The report says that while bushmeat hunting is decimating wildlife, the practice should be regulated rather than banned outright. A ban on bushmeat would only serve to impoverish rural populations dependent on game for protein and drive the practice further underground, the report argues.
“If local people are guaranteed the benefits of sustainable land use and hunting practices, they will be willing to invest in sound management and negotiate selective hunting regimes,” said Frances Seymour, Director General of CIFOR. “Sustainable management of bushmeat resources requires bringing the sector out into the open, removing the stigma of illegality, and including wild meat consumption in national statistics and planning.”
The report, “Conservation and Use of Wildlife-Based Resources: The Bushmeat Crisis,” argues that since the industrial extractive sector — logging, mining, and drilling — facilitates the bushmeat trade through the construction of roads and even the direct hiring of hunters to provision workers, it should play an important role in improving the sustainability of game harvesting. It recommends that these industries to work with stakeholders to “develop forest policies and management plans that incorporate wildlife concerns, rather than focusing just on timber and other forms of natural resource extraction,” according to a statement released by CIFOR.
“Such plans should include conservation education, an agreed system of law enforcement, development of alternative protein supplies and an intensive monitoring program,” the statement continues. “If designed and applied appropriately, this will not only serve to enhance wildlife conservation, but will ultimately benefit the private sector and local communities as well.”
The report suggests that Western consumers could play a hand in the effort since it is their demand for wood products that helps drive logging.
The report also recommends establishing clear title to land in forest areas.
“Only if the local hunter is bestowed with some right to decide what, where and how he may hunt — as well as the knowledge to understand the consequences of his decisions — will he embrace his responsibility to hunt sustainably,” Nasi said.
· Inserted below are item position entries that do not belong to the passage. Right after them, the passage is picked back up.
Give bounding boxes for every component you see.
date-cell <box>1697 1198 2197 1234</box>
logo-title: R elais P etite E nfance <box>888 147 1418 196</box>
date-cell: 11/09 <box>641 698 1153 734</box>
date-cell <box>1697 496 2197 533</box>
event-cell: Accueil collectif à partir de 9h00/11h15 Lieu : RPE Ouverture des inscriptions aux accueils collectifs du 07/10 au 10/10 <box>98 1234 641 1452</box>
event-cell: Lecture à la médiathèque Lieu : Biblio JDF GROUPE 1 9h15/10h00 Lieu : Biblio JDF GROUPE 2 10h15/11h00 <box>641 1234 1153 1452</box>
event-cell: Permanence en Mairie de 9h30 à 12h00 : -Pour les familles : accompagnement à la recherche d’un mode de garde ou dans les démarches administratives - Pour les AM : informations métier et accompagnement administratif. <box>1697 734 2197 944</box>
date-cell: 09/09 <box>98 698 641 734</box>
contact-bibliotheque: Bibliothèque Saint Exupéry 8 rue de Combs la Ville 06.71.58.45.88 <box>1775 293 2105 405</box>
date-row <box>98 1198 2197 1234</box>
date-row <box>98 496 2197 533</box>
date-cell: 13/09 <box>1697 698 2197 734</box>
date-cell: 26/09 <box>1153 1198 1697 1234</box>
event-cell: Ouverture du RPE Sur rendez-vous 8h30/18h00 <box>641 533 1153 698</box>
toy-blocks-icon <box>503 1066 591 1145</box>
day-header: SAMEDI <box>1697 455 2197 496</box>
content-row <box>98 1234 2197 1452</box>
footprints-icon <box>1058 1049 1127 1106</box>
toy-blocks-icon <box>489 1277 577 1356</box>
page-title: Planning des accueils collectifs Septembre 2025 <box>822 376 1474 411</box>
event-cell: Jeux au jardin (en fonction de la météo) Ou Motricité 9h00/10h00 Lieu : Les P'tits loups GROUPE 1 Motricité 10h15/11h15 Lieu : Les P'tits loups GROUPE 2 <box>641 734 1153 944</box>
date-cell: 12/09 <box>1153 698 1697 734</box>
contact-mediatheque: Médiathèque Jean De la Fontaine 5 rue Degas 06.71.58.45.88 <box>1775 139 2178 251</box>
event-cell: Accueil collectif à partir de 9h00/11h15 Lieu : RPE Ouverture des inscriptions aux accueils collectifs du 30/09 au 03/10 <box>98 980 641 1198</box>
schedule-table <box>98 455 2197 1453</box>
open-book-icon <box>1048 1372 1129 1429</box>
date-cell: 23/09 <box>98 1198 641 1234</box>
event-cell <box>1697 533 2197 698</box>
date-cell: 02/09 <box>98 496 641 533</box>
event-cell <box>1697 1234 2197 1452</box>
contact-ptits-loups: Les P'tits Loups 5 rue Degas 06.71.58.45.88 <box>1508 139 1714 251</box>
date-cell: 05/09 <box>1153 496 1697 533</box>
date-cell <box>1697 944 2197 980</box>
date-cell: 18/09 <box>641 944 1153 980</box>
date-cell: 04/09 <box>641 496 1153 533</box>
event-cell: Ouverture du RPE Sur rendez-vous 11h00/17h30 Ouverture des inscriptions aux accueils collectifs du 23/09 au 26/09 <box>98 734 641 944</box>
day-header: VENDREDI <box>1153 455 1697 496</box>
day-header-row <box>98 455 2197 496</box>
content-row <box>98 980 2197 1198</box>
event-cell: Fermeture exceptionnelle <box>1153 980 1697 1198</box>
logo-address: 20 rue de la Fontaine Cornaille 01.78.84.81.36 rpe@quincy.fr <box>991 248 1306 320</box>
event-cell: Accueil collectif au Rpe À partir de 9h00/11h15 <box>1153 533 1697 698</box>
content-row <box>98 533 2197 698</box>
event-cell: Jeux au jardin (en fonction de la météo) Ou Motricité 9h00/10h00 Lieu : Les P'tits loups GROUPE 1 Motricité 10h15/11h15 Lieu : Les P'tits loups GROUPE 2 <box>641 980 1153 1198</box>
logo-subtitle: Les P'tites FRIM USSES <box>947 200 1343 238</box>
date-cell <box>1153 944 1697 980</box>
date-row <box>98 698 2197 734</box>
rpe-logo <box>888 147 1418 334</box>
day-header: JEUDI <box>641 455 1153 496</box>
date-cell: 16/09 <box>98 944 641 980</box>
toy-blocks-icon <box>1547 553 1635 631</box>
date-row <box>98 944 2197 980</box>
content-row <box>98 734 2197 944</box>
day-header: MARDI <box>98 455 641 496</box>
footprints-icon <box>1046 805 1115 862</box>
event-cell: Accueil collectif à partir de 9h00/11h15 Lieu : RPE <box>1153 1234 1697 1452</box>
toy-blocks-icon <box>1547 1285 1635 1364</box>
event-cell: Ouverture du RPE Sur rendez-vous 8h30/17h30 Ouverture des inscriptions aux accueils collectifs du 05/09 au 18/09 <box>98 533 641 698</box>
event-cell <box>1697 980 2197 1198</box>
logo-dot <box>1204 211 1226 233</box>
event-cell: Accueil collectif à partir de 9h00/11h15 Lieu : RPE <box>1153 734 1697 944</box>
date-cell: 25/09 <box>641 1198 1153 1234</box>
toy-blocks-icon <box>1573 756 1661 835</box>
Some notes from the report
- In Gabon, the annual bushmeat trade has been valued at US$25 million (€18.5 million), while in West and Central Africa, estimates range from $42 to $205 per year. The current annual harvest in Central Africa alone may be in excess of 2 million metric tons, the equivalent of over 1.3 billion chickens or 2.5 million cows.
- The value of wild meat harvested in the Amazon basin exceeds $175 million per year.
- In at least 62 countries world-wide, wildlife and fish constitute a minimum of 20% of the animal protein in rural diets. Hunting provides between 30% and 80% of the overall protein intake of rural households in Central Africa.
- The overall international trade in animal products is estimated at approximately US$3.9 billion.
CITATION: Nasi, R.; Brown, D.; Wilkie, D.; Bennett, E.; Tutin, C.; van Tol, G.; Christophersen, T. 2007. Conservation and Use of Wildlife-Based Resources: The Bushmeat Crisis [PDF]. Secretariat of the Convention on Biological Diversity, Montreal, and Center for International Forestry Research (CIFOR), Bogor. Technical Series no. 33, 50 pages.